Es muy fácil juzgar a las personas que producen los alimentos y no hacerse ni una sola pregunta sobre cómo ha llegado esa malla de manzanas de oferta hasta tu frutero

Pero tampoco nos castiguemos, porque también es muy fácil no hacerse esas preguntas cuando ese animal viene convenientemente presentado de manera casi aséptica en una bandeja de plástico, eviscerado y sin las partes incómodas que puedan recordar que esa carne estuvo viva.

Queremos comer tomates y uvas (sin semillas, por favor) todo el año, pero nos quejamos de que no saben como antes. Criminalizamos al agricultor que está plantando productos que no son sostenibles, pero queremos poder hacer en agosto esa ensalada con aguacate que hemos visto en Instagram o en TikTok, tan veraniega y fresquita, sin importarnos siquiera que la temporada del aguacate español se acaba en junio y que ese aguacate que ya de por sí consume más recursos de los que debería, va a tener que venir de otra parte del mundo a la fuerza. 

Eso sí, bebemos agua en botellas de cristal rellenables y usamos bolsas reutilizables cuando vamos al súper. Esas campañas sí que calaron.

Criminalizamos al agricultor que está plantando productos que no son sostenibles, pero queremos poder hacer en agosto esa ensalada con aguacate que hemos visto en Instagram

El agricultor planta lo que el mercado le compra. No es muy difícil llegar a esta conclusión, pero no nos lo planteamos. Bastante tenemos con preocuparnos de cómo vamos a pagar el alquiler y, a la vez, alimentarnos de manera aceptable durante todo el mes. No ayuda a la ansiedad tener que preocuparse de si estamos comiendo suficientemente equilibrado, ético y sostenible

El sistema está roto y la responsabilidad no es solo nuestra. No tenemos políticas que favorezcan la empatía con el sector agroalimentario y viceversa. En las ciudades no tenemos una educación sobre los alimentos que nos ponga los pies en la tierra. Con suerte, te enteras de qué va la cosa si tus padres o tus abuelos son de algún pueblo y pasas algunas fiestas allí.

En las ciudades no tenemos una educación sobre los alimentos que nos ponga los pies en la tierra

Pero sí tenemos educación medioambiental en las escuelas que nos dice que contaminar con gasoil está mal, que usar plástico está fatal y que verter productos químicos en el agua es peligroso. O que un ecosistema biodiverso es un ecosistema más sostenible. En cambio, ese conocimiento parece no llegar al agro y cuesta que los avances científicos calen.

En un sector que trabaja en el campo, que maneja productos químicos sintéticos y del que depende el futuro de la soberanía y la seguridad alimentaria, la formación continua por parte del Estado es mínima. Es como si la información se hubiera disociado y apareciese en el cuerpo del otro, como en una de esas comedias facilonas de peli de tarde.

Las políticas verdes son necesarias, esto no es discutible, pero fallan en su pedagogía. No se puede pretender que, de golpe, las cosas cambien y la persona que ha estado utilizando fertilizantes sintéticos durante 20 años y ha obtenido buenos resultados entienda que, en realidad, eso está degradando el suelo y que con el tiempo su capacidad de producir alimentos decaerá. Que apostar por unas prácticas más regenerativas puede ahorrarle costes de insumos a la larga.

De la misma manera, es muy difícil hacer entender al consumidor que tiene que pagar más por un producto que es mejor para todos o, al menos, más justo. Sobre todo cuando su salario le alcanza cada vez menos.

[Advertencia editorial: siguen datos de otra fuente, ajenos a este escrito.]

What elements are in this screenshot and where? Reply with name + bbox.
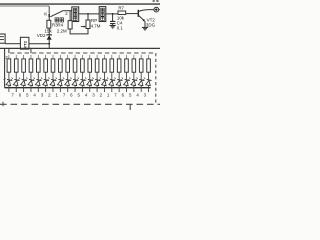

Es muy difícil hacer entender al consumidor que tiene que pagar más por un producto que es mejor para todos o, al menos, más justo

Este cortocircuito de información provoca una brecha que atraviesa el país y lo divide en dos bandos. Ninguno quiere aceptar el cambio porque está cómodo donde está. Pero tampoco nos engañemos, más cómodo se está en una ciudad donde todos los servicios están disponibles y en algunos casos puedes, incluso, elegir a qué médico u hospital ir, o qué colegio vas a llevar a tus hijos.

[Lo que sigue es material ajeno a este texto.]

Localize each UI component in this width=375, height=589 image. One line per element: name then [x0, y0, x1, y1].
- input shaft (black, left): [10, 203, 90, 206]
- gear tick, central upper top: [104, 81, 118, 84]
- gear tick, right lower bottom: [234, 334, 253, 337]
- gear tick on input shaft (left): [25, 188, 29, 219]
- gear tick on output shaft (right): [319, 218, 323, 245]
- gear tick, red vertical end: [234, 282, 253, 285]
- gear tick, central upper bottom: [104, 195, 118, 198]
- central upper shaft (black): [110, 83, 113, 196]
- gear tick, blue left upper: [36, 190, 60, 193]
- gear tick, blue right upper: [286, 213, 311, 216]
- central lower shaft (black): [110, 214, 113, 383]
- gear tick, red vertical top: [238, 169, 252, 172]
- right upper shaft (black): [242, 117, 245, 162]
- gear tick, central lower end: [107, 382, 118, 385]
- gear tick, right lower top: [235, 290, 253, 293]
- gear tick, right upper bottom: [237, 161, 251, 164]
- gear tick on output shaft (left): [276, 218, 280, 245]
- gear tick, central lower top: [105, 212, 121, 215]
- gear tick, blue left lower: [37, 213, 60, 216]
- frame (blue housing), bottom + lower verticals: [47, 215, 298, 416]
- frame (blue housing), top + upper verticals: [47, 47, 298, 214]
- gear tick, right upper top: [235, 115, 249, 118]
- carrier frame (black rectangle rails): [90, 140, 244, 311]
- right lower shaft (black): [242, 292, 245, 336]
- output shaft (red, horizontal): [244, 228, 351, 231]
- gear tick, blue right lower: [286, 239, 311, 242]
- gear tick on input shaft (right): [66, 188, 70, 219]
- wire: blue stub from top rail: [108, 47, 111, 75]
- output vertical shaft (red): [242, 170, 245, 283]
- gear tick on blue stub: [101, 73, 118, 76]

El tejido rural languidece y sin la vida en los pueblos se pierde paisaje y cultura. Quizás ahora que tenemos al campo en las ciudades podamos acercarnos a alguno de esos agricultores y ganaderas y preguntarles cómo es su día a día o cuáles son sus demandas. Quizás se empiece un diálogo que enriquezca a las dos partes y nos ayude a remar en la misma dirección. Seguro que sus demandas y la nuestras no son tan distintas.